Career counseling services help individuals determine a career path either within or outside the military. Services also include assistance with finding a training program or job and adjustment training to help with the transition from the military to the workforce. To apply for these benefits, you will need to fill out paperwork via the eBenefits portal on the VA website.
Regardless of whether you know your career pathway, it's important to know when your GI Bill will expire. If you qualify for the Post-9/11 GI Bill but your service ended before January 1, 2013, you have 15 years from your separation date to receive the benefit.
If your service ended on or after January 1, 2013 and you qualify for the Post-9/11 GI Bill your benefits never expire. The Forever GI Bill - Harry W. Colmery Veterans Educational Assistance Act allows veterans to continue to use their allotted benefits without fear that the benefits will expire.
The Post-9/11 GI Bill covers 100% of tuition and fees for in-state students attending public schools. For private or foriegn schools, the GI Bill covers a predetermined maximum dollar amount per each academic year. Review the GI Bill resident rate requirements to see if you qualify for in-state tuition.
Important VA Resources
Students who wish to transfer to a different school or change vocational program will need to fill out a form to transfer benefits. Those who have left school and are reentering a program or veterans who were receiving VA benefits and are returning to active duty will also need to transfer benefits. Veterans and service members must complete VA Form 22-1995 online, and dependents must complete VA Form 22-5495 online.
If you do not use or intend to use your GI Bill, you may be able to transfer your benefits to your spouse or children. The transfer must be approved by the U.S. Department of Defense.

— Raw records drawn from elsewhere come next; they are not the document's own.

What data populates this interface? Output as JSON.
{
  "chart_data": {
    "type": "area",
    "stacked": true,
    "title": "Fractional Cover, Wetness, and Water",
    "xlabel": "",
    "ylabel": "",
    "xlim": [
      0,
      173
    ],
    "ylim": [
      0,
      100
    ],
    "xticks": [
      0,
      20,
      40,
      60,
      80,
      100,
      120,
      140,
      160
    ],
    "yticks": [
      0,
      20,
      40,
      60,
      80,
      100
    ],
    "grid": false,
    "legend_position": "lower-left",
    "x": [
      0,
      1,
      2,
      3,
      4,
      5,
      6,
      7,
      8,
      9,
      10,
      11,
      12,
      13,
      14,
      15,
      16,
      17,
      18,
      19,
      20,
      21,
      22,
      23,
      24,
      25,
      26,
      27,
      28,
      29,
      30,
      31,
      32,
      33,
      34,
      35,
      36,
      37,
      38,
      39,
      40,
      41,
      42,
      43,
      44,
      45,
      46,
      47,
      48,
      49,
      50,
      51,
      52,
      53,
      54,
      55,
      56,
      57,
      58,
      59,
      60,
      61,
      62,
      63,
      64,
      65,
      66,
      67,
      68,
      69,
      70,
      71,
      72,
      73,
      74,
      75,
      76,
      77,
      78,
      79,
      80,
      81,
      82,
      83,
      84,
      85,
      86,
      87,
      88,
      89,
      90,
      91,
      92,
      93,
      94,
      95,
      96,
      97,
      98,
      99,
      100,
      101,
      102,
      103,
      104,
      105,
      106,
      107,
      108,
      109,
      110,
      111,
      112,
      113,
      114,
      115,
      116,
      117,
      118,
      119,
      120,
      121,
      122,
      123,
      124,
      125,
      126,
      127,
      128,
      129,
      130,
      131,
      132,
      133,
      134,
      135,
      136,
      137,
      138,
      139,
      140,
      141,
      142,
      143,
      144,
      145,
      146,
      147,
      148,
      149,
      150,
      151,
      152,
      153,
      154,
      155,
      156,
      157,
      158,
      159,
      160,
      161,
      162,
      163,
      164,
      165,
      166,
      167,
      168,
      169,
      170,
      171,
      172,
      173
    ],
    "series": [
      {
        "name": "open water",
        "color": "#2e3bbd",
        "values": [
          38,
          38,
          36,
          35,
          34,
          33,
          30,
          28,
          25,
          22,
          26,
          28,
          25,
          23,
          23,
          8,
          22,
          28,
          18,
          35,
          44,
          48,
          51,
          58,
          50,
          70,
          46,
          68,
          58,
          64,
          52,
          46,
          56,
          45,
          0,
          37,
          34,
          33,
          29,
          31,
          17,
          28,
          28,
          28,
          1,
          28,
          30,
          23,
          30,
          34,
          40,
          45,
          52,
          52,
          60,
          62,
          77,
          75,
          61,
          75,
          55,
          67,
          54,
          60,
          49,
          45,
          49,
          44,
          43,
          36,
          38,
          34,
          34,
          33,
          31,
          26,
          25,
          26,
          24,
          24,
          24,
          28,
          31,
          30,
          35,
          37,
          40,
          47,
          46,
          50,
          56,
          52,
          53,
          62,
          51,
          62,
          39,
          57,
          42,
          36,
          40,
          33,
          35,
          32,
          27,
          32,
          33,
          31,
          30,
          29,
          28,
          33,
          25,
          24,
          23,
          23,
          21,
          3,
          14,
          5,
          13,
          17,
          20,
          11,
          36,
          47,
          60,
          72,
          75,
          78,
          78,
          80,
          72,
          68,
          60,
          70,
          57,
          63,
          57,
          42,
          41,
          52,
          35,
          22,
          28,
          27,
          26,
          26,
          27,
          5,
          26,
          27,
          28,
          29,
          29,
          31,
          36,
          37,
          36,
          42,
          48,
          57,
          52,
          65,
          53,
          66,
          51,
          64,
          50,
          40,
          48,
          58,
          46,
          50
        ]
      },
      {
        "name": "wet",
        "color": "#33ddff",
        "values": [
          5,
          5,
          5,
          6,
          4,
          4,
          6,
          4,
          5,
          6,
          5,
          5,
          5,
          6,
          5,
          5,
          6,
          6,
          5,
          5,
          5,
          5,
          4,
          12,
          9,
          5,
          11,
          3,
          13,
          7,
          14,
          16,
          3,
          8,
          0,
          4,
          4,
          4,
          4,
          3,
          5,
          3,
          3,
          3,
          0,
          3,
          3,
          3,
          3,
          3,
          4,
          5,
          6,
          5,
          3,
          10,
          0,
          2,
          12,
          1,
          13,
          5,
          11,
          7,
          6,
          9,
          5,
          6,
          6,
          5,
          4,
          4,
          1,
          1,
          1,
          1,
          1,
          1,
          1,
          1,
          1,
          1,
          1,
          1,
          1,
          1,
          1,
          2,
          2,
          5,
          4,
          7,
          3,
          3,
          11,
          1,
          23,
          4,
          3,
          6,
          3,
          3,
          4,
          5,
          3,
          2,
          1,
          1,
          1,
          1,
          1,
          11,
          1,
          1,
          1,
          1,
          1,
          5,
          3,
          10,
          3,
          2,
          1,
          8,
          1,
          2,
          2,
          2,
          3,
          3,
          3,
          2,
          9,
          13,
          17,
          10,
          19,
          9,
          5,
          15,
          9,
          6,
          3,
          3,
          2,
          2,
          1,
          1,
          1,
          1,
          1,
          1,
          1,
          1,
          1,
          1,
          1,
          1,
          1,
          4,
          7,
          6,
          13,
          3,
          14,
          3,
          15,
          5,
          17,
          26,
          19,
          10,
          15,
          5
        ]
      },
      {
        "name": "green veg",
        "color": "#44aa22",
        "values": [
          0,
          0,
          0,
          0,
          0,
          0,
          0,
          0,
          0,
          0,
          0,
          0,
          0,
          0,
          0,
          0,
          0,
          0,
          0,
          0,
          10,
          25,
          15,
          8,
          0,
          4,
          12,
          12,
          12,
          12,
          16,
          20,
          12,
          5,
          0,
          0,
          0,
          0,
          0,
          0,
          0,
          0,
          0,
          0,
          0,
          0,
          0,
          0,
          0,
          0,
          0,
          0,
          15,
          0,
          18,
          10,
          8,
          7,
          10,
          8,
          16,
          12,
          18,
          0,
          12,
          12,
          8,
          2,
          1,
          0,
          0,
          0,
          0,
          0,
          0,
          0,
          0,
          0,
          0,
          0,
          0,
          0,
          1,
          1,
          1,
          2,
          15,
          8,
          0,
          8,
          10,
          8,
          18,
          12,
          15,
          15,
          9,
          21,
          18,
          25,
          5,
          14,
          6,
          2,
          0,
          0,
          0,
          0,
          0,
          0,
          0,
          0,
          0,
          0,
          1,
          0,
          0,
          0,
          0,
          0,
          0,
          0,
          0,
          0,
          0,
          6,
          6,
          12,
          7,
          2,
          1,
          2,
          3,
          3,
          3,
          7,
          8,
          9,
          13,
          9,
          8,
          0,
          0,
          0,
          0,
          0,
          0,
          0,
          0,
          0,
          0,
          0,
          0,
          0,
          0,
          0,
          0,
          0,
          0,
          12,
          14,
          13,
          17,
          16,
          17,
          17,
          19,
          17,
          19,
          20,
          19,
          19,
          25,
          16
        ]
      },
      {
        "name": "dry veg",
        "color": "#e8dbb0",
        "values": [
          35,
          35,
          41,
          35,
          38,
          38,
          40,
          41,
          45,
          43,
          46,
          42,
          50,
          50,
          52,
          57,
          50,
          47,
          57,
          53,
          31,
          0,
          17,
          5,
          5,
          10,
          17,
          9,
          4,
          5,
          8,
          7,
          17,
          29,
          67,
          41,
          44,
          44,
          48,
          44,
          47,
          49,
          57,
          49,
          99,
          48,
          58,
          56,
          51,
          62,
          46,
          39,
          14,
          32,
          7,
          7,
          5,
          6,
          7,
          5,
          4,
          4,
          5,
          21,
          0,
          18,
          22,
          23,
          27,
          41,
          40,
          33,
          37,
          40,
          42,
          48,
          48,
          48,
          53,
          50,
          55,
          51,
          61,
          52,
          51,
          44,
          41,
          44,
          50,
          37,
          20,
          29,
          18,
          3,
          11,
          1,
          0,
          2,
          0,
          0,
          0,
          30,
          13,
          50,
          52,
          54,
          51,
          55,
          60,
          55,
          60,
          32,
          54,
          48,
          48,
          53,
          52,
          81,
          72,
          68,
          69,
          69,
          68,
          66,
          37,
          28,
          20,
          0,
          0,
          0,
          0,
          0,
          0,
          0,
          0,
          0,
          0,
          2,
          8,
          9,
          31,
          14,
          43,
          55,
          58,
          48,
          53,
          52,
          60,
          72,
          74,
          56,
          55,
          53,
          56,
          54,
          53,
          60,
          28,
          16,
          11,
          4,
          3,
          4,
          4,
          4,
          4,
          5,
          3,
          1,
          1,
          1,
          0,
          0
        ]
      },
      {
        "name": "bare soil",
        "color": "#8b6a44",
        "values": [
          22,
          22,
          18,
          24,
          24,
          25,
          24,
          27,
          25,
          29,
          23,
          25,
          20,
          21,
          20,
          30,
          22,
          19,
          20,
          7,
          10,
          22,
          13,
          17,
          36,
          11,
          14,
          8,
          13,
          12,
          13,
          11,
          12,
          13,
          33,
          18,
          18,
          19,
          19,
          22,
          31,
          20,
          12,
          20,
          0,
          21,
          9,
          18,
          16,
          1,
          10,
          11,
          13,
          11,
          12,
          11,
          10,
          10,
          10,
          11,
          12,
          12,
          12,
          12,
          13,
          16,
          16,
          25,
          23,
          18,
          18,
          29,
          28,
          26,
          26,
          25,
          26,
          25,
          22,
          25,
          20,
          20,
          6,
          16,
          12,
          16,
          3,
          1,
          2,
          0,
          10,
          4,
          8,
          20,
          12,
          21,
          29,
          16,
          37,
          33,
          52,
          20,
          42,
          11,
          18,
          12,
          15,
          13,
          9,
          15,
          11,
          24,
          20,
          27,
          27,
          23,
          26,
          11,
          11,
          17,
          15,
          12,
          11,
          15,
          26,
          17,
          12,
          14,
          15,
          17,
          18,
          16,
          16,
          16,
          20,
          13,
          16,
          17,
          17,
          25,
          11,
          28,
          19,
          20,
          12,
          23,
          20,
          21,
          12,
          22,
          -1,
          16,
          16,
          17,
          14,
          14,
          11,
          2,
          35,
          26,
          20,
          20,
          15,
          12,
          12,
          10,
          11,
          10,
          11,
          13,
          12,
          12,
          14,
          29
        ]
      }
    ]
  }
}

It is highly advised to read about the transfer process before beginning a transfer, since spouses receive different and more immediate benefits than children.
If you are currently using your GI Bill or have any remaining benefits it's important to keep track of what is still available to you. Post-9/11 GI Bill users or those who have received an application decision can access their information through a DS Logon, My HealtheVet, or ID.me account. Note that this tool is only available during certain days and times of the week.
While researching GI Bill benefits, you may come across the Yellow Ribbon Program. This program is a provision of the law. The VA states that, "the program allows approved institutions of higher learning and the VA to partially or fully fund tuition and fee expenses that exceed the established thresholds under the Post-9/11 GI Bill." This program is only valid at degree-granting institutions.
Use this online tool to enter your personalized information, including your military status, your current benefits, and even a specific school or state. The tool can generate a list of schools in a state or a specific school if you searched by school name. Once a list is generated the comparison tool allows candidates to see how much tuition reimbursement is available for their specific benefits, including a breakdown of housing and book reimbursements.
An excellent resource for veterans, CareerScope is an aptitude test that is an additional resource to the VA career counseling services. If you qualify to take the assessment test, the results can help determine a direction in a current career or provide results for potential careers. In addition to CareerScope, veterans can access personalized support and benefits coaching through the VA.